By Marie Weidmayer, Bangor Daily News Staff

The owner of a Maine construction company reached a settlement with the federal government after a fatal wall collapse at a construction site in Brownville last summer.

The U.S. Department of Labor’s Occupational Safety and Health Administration found Patriot Paving Group, located in Glenburn and owned by Clifford Lane, committed five “willful” violations during the first day of construction at Railroad Avenue in Brownville on June 25, 2024.

Lane reached a settlement Jan. 24 with OSHA where he will pay $57,600 of the original $161,325 fine.

“I just decided to pay the money and get it done and over with,” Lane said. “Not that I want to, but they see you trying to survive so they give you basically no choice.”

An unbraced retaining wall collapsed and killed 67-year-old Stephen Lane, the brother of the owner. Stephen Lane died “doing what he loves working with his family,” his obituary said.

The federal investigation found the company, also known as Freedom Paving Group, made the decision to ignore “repeated warnings” from an onsite expert and the paving company’s site safety plan before the fatal collapse, OSHA said.

The violations include not bracing the retaining wall and exposing employees to hazards; failing to remove employees from the trench after it was determined to be hazardous; and not training or instructing three employees in the hazards associated with trench activities.

OSHA did not respond to a request for comment by the time of publication. 

Lane chose to ignore the warnings, Samuel Kondrup, OSHA Area Director in Augusta, said when the fines were announced Dec. 26, 2024.

“There is no excuse for so callously endangering workers’ lives,” Kondrup said.

Lane accused OSHA of not sending an engineer to the scene during the investigation. When he met with an OSHA representative, the person “pretty much didn’t want to hear anything that we said,” Lane said. 

Fighting the decision in court would have been expensive and unlikely to make a difference, Lane said. OSHA also refused to share the details of the investigation with Lane unless the case went to court, he added.

Two engineering firms found Freedom Paving was “100 percent not at fault” and that a poorly built wall was the issue, Lane said.

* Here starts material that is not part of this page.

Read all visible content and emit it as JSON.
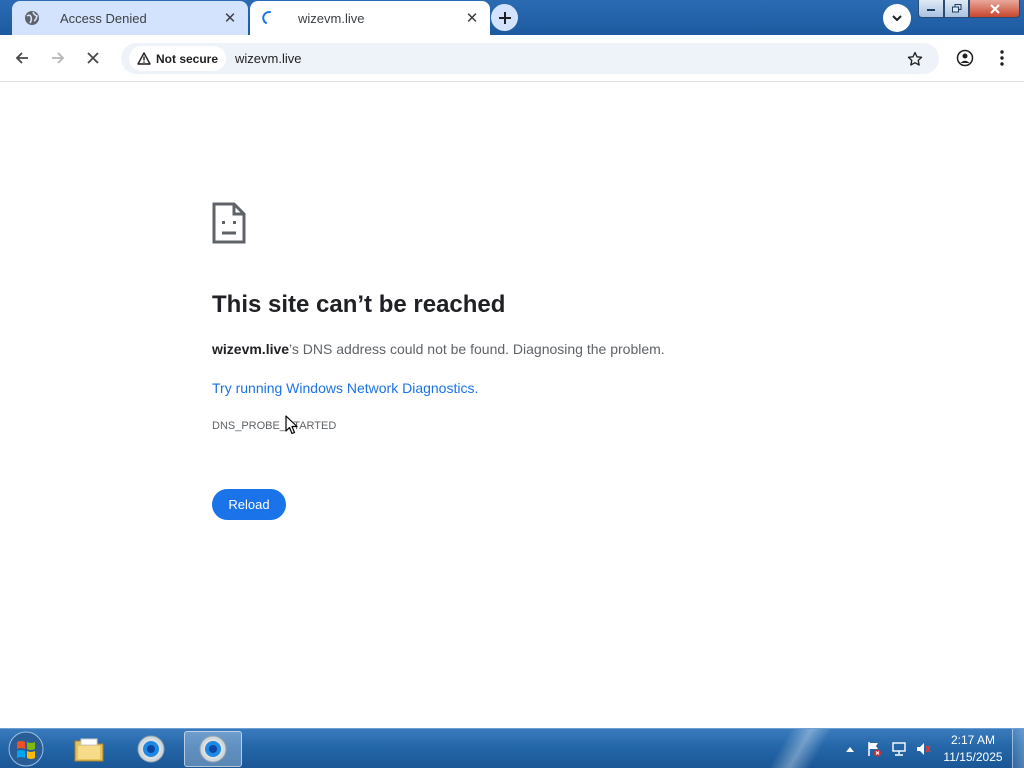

The wall that collapsed was more than 7 feet tall and built in 2002, Lane said. There was only one piece of rebar in the wall, which was anchored to another wall only a couple inches wide, he said.

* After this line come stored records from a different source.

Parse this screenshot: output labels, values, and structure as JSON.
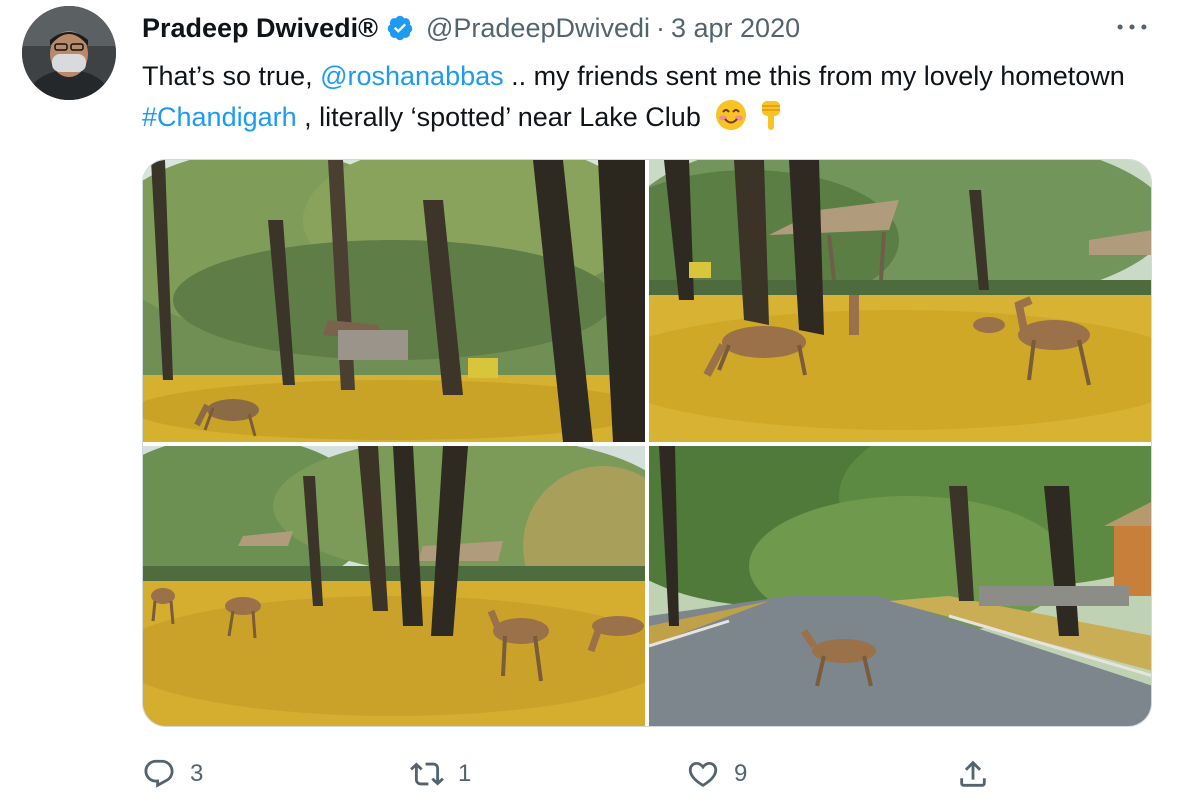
{
  "author": {
    "name": "Pradeep Dwivedi®",
    "handle": "@PradeepDwivedi",
    "separator": "·",
    "date": "3 apr 2020"
  },
  "tweet": {
    "text_1": "That’s so true, ",
    "mention": "@roshanabbas",
    "text_2": " .. my friends sent me this from my lovely hometown ",
    "hashtag": "#Chandigarh",
    "text_3": " , literally ‘spotted’ near Lake Club"
  },
  "icons": {
    "verified": "verified-badge-icon",
    "more": "more-dots-icon",
    "reply": "reply-icon",
    "retweet": "retweet-icon",
    "like": "like-icon",
    "share": "share-icon",
    "emoji_1": "smiling-face-emoji",
    "emoji_2": "pointing-down-emoji"
  },
  "metrics": {
    "replies": "3",
    "retweets": "1",
    "likes": "9"
  },
  "colors": {
    "link": "#1d9bf0",
    "muted": "#536471",
    "text": "#0f1419",
    "ground": "#d9b233"
  }
}
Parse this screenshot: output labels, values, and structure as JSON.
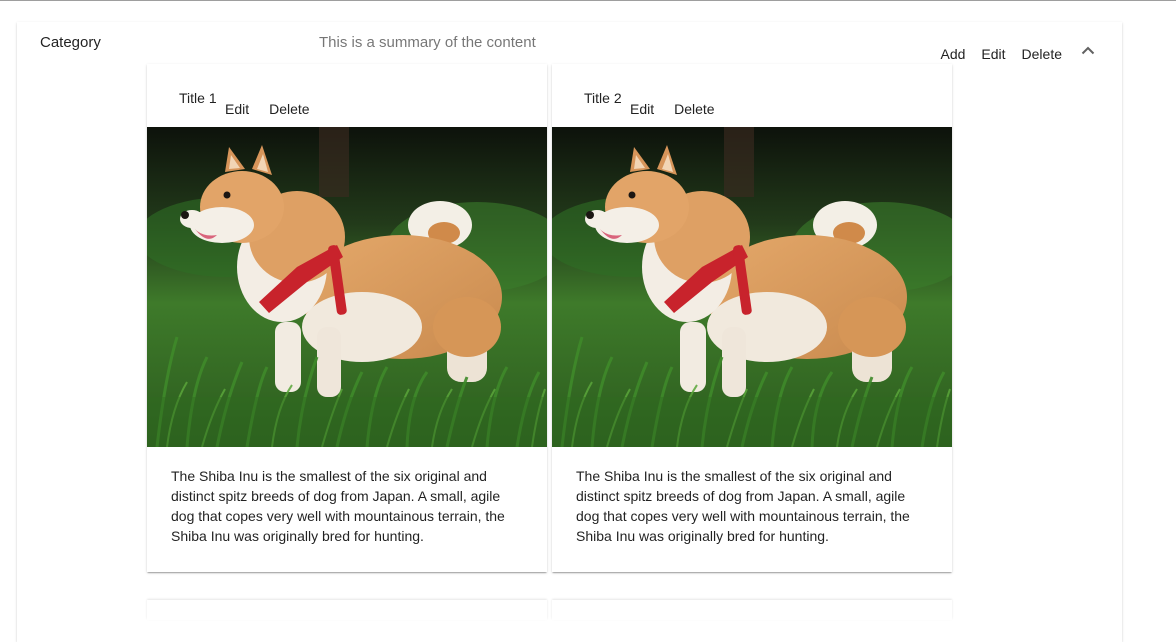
{
  "panel": {
    "category": "Category",
    "summary": "This is a summary of the content",
    "actions": {
      "add": "Add",
      "edit": "Edit",
      "delete": "Delete"
    },
    "expand_icon": "chevron-up-icon"
  },
  "cards": [
    {
      "title": "Title 1",
      "edit": "Edit",
      "delete": "Delete",
      "image": "shiba-inu-photo",
      "description": "The Shiba Inu is the smallest of the six original and distinct spitz breeds of dog from Japan. A small, agile dog that copes very well with mountainous terrain, the Shiba Inu was originally bred for hunting."
    },
    {
      "title": "Title 2",
      "edit": "Edit",
      "delete": "Delete",
      "image": "shiba-inu-photo",
      "description": "The Shiba Inu is the smallest of the six original and distinct spitz breeds of dog from Japan. A small, agile dog that copes very well with mountainous terrain, the Shiba Inu was originally bred for hunting."
    }
  ],
  "colors": {
    "text_primary": "#212121",
    "text_secondary": "#757575",
    "grass": "#3f7a2c",
    "fur": "#d89a5e",
    "harness": "#c8232c"
  }
}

“I’ve been doing this for 43 years and I’ve never seen a wall like that in my life,” Lane said.

More testing should have been done before the June construction when Freedom Paving started digging a roughly 4-foot deep trench for drainage pipes, Lane said.

In the seven months since the fatal collapse, Freedom Paving hasn’t been able to bid on jobs because its bonds are tied up with that project and they cannot get new ones, Lane said. He’s had to sell off assets to keep his business afloat in the months since.

Taking the settlement was really his only option because not working has “pretty much bankrupted” him, Lane said. 

“I’m trying to scramble to survive right now,” Lane said.